ヒトリシズカのつぶやき特論

起業家などの変革を目指す方々がどう汗をかいているかを時々リポートし、季節の移ろいも時々リポートします

研究・技術計画学会主催「日本産業再興のための戦略的な技術経営」を拝聴しました

2011年07月23日 | イノベーション
 研究・技術計画学会が開催したシンポジウム「日本産業再興のための戦略的な技術経営」を拝聴しました。7月23日午後に東京都港区の政策研究大学院大学で開催されました。

 特別講演として東北イノベーションキャピタル(仙台市)の熊谷巧代表取締役社長が「東日本大震災からの復興と新産業創造」を講演しました。同社は仮称「東北リバイバルファンド」という投資ファンドを用意しているとのことでした。

 特別講演は合計4件です。その中で、東京工業大学大学院経営工学専攻の圓川隆夫教授が講演した「日本産業復興のための戦略的な技術経営」で展開されたサプライチェーン・マネジメント(SCM)強化のお話が印象に残りました。3月11日の東日本大震災によって、日本の製造業は必要な材料や部品をしっかり入手するサプライチェーン・マネジメントの混乱が話題になったが、「実は元々、日本の企業はサプライチェーン・マネジメントに弱みを持っており、その克服ができていなかった」と指摘されました。



 サプライチェーン・マネジメントは「キャッシュフロー最大化のためのリスクマネジメントであるのに、日本企業の多くがその構築に成功していないために、事業収益を上げられない状況に陥っていた」と解説されます。日本企業のサプライチェーン・マネジメント構築の不十分さが弱点になっていたそうです。

 日本企業はこれまではたゆまぬカイゼン活動などによって、「故障ゼロ、不良ゼロを達成してきた」と指摘されます。 日本のモノづくりは「故障ゼロ、不良ゼロという変動を認めないという理想的な態勢を目指してきた そうです。これが事実上は品質過剰になっていると解説されます。これに対して、欧米などの企業は「変動を認めた上で、バッファリングを図る態勢を取り、成功している」と説明されます。

 その態勢づくりには、Factory Physics(生産科学) に基づく理論を採用し、科学的なアプローチを採用したそうです。これによって、バーチャルリソースの活用という解決策を導入したと指摘されます。この中身はかなり難しいので省略します。



 日本企業の多くは東日本大震災以降は「大震災のような大危機に備えて、材料や部品、製品などの在庫を過剰に持つという短絡的な解決法を検討しているが、これは経営を悪化させる単純な対処法」と指摘します。

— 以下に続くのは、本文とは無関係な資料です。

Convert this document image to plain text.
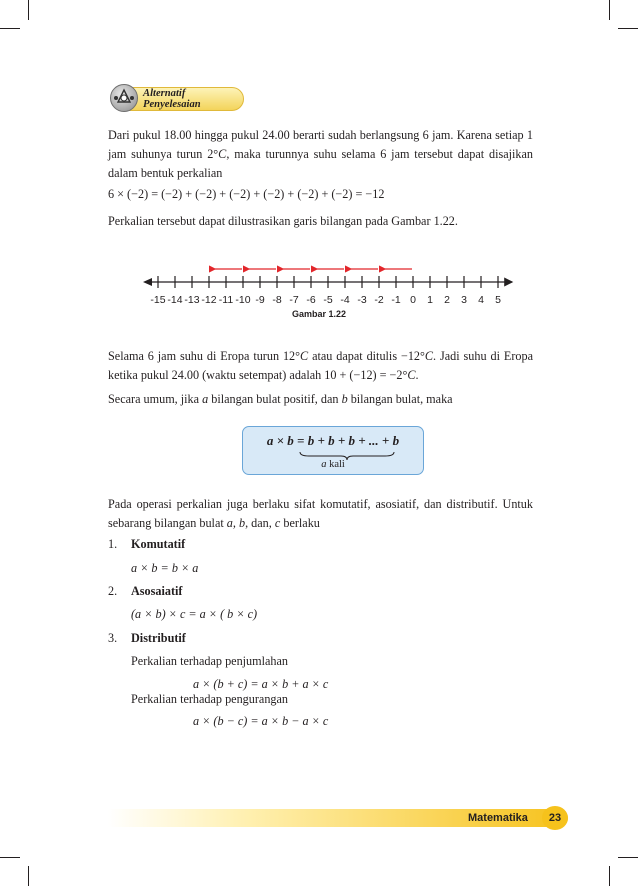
Alternatif
Penyelesaian

Dari pukul 18.00 hingga pukul 24.00 berarti sudah berlangsung 6 jam. Karena setiap 1 jam suhunya turun 2°C, maka turunnya suhu selama 6 jam tersebut dapat disajikan dalam bentuk perkalian

6 × (−2) = (−2) + (−2) + (−2) + (−2) + (−2) + (−2) = −12

Perkalian tersebut dapat dilustrasikan garis bilangan pada Gambar 1.22.

-15 -14 -13 -12 -11 -10 -9 -8 -7 -6 -5 -4 -3 -2 -1 0 1 2 3 4 5
Gambar 1.22

Selama 6 jam suhu di Eropa turun 12°C atau dapat ditulis −12°C. Jadi suhu di Eropa ketika pukul 24.00 (waktu setempat) adalah 10 + (−12) = −2°C.

Secara umum, jika a bilangan bulat positif, dan b bilangan bulat, maka

a × b = b + b + b + ... + b
a kali

Pada operasi perkalian juga berlaku sifat komutatif, asosiatif, dan distributif. Untuk sebarang bilangan bulat a, b, dan, c berlaku

1. Komutatif
a × b = b × a
2. Asosaiatif
(a × b) × c = a × ( b × c)
3. Distributif
Perkalian terhadap penjumlahan
a × (b + c) = a × b + a × c
Perkalian terhadap pengurangan
a × (b − c) = a × b − a × c
Matematika	23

 「日本企業の多くはサプライチェーン・マネジメント全体の見える化ができていなかった」と指摘され、「大震災の被災にかかわらず、この日本企業の弱点克服が重要」と説明します。日本企業の多くは現場の対応能力が高いために、現場部門だよりのIT(情報技術)を活用したサプライチェーン・マネジメントは構築できたが、物流の効率化に留まっていて、経営の高度化にはなっていなかったと分析されます。

 情報技術活用力はあっても、企業全体のサプライチェーン・マネジメント組織力は高くないという日本企業独特の問題が表面化しているそうです。実際には、情報技術活用の投資は、経営成果に結びつくサプライチェーン・マネジメント組織力ができてはじめて有効になると説明されます。つまり、日本企業は製品だけではなく経済文化も“ガラパゴス化”し、過剰品質と高コスト体制に陥っていると指摘されます。このサプライチェーン・マネジメント組織力の有無は、「サプライチェーン・マネジメントの最適化を実行できる責任権限を持つ組織をつくれるかどうかにある」と解説されます。

 東日本大震災をきっかけにしたサプライチェーン・マネジメントの再構築が、日本企業の弱点克服の契機になれば、不幸中の幸いになるようです。アジア市場などを見据えたグローバルなサプライチェーン・マネジメントは科学的なサプライチェーン・マネジメント理論を学ぶことが重要になるそうです。